On va regarder le grand livre des gros détenteurs de DRAM : plus je calcule, plus je me dis qu’il y a un problème. Dans le compte, 71,5 % sont en position nette acheteuse ; à l’écran, c’est du haussier jusqu’à l’excès. Mais pendant ces 7 heures, la position réelle des gros détenteurs a au contraire été réduite de 10,86 %. Ils crient “long”, mais ils coupent les positions : ce n’est pas un désaccord, c’est un prélude à la distribution.

Prix à 56,4, +3,2 % sur 24 h, ça racle contre le plus haut à 56,74, et sur 4 heures, le biais reste encore indiqué UP. Les moyennes mobiles sont toutes sous les pieds. Le marché a l’air de vouloir percer, mais l’achat actif qui propulse la hausse s’est contracté de 28 % en 7 heures. Et les 56,9 % de part en positions longues ne font que “tenir la façade” — ça ne tiendra pas longtemps.

Traduction : cette hausse n’est pas un effet d’un levier qui brûle.
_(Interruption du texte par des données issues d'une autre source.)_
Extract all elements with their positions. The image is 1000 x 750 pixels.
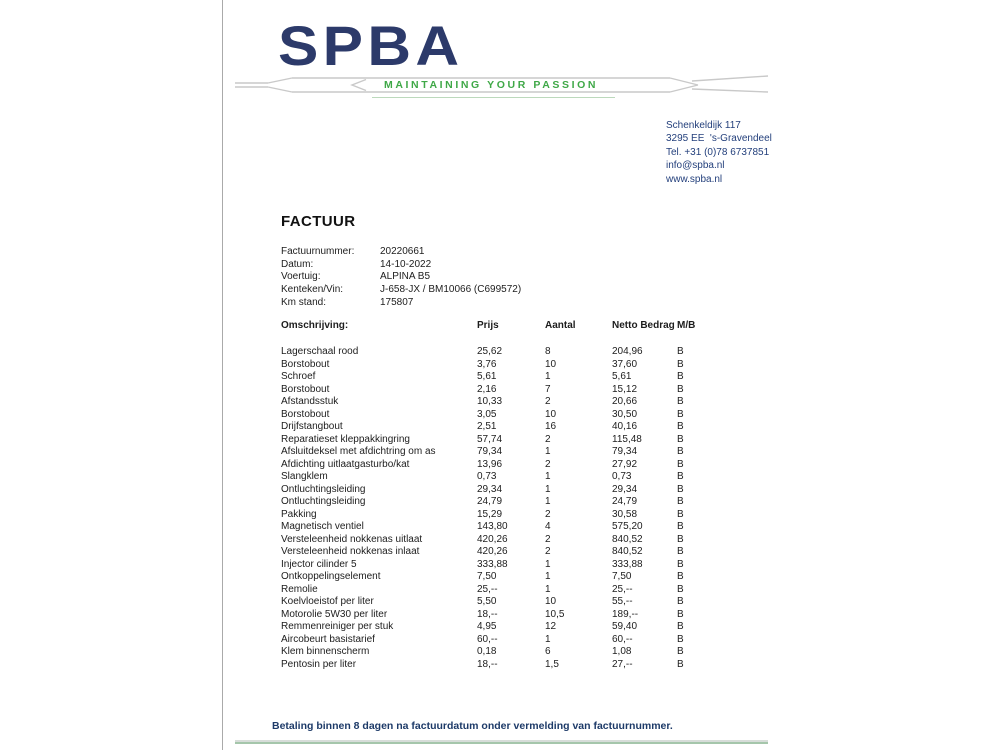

Le taux de financement n’a atteint que 0,02 % au plus haut ; hors bourse, personne ne poursuit vraiment. Tout repose sur les gros détenteurs eux-mêmes, qui tiennent le coup. Et même eux baissent discrètement la taille : la fondation se desserre.

Le carnet d’ordres en spot est favorable côté achats (1,25 fois), mais ce n’est qu’une illusion de “prêt-à-absorber” via des ordres en attente : l’argent réel n’a pas suivi.
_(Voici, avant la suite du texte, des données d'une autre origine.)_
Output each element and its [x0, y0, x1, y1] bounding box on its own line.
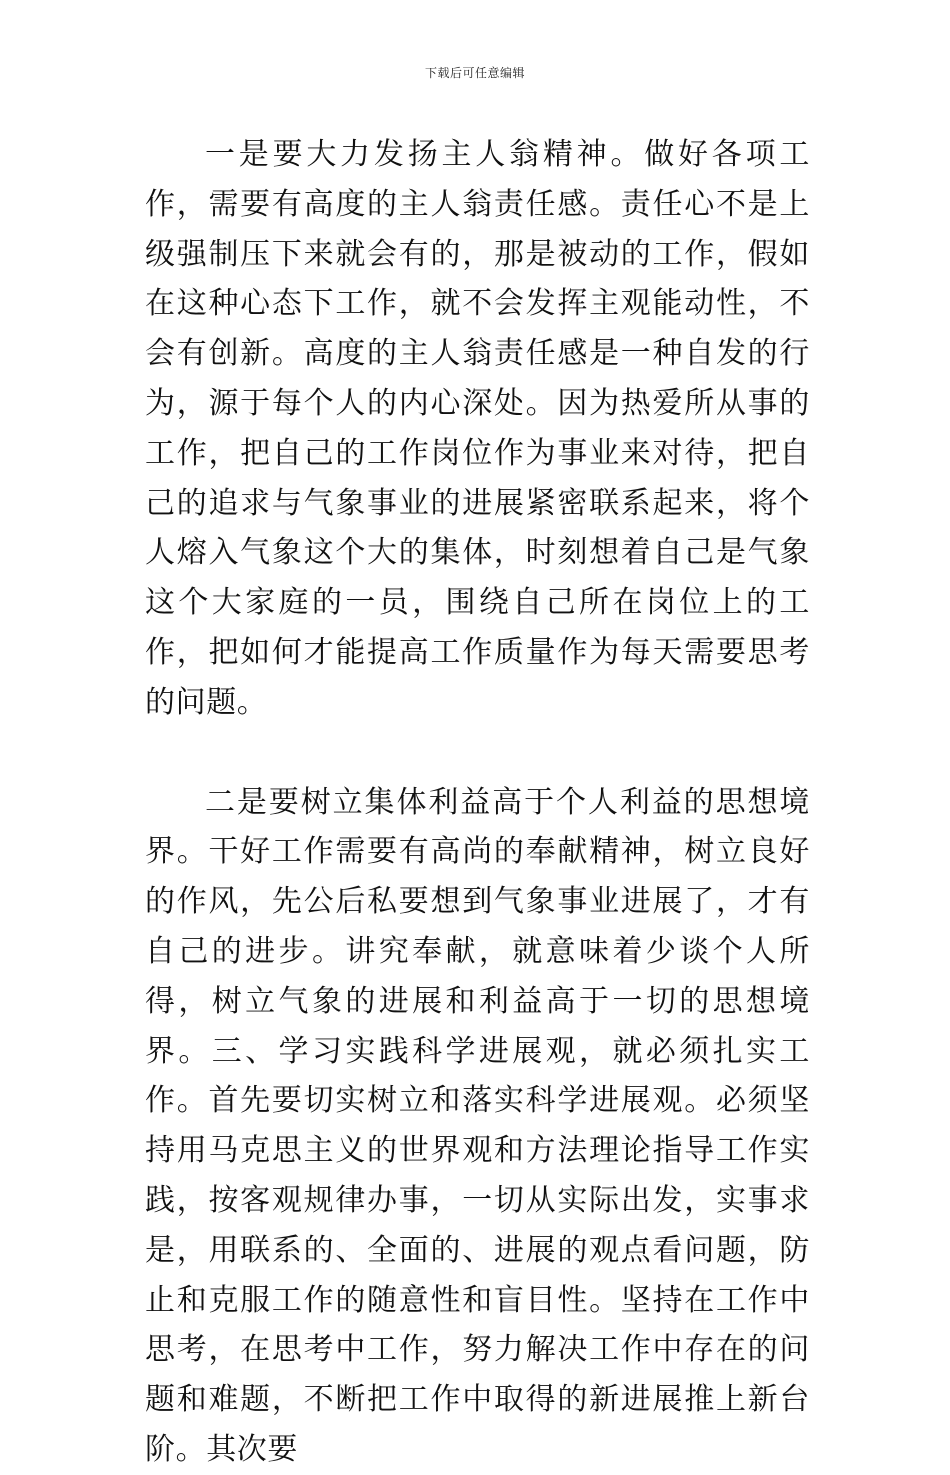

Donc position claire : à 56,4, je suis à découvert. Premier objectif : retour vers 55,4. Si ça casse et passe sous 54,5, le plus bas sur 24 h, alors stop-loss au-dessus de 56,8. Un seul point de risque : ne pas forcer le maintien le jour où ça augmente fortement en volume.

Quand je reconnais mon tort et j’inverse : si le prix augmente en volume et tient entre 56,74 et 57, et que la position des baleines passe de négative à positive, avec en plus l’achat actif qui repart vers le haut — là, ce serait une vraie cassure. Je repasse immédiatement long. D’ici là, si ça monte, c’est juste pour servir de potence aux gros détenteurs.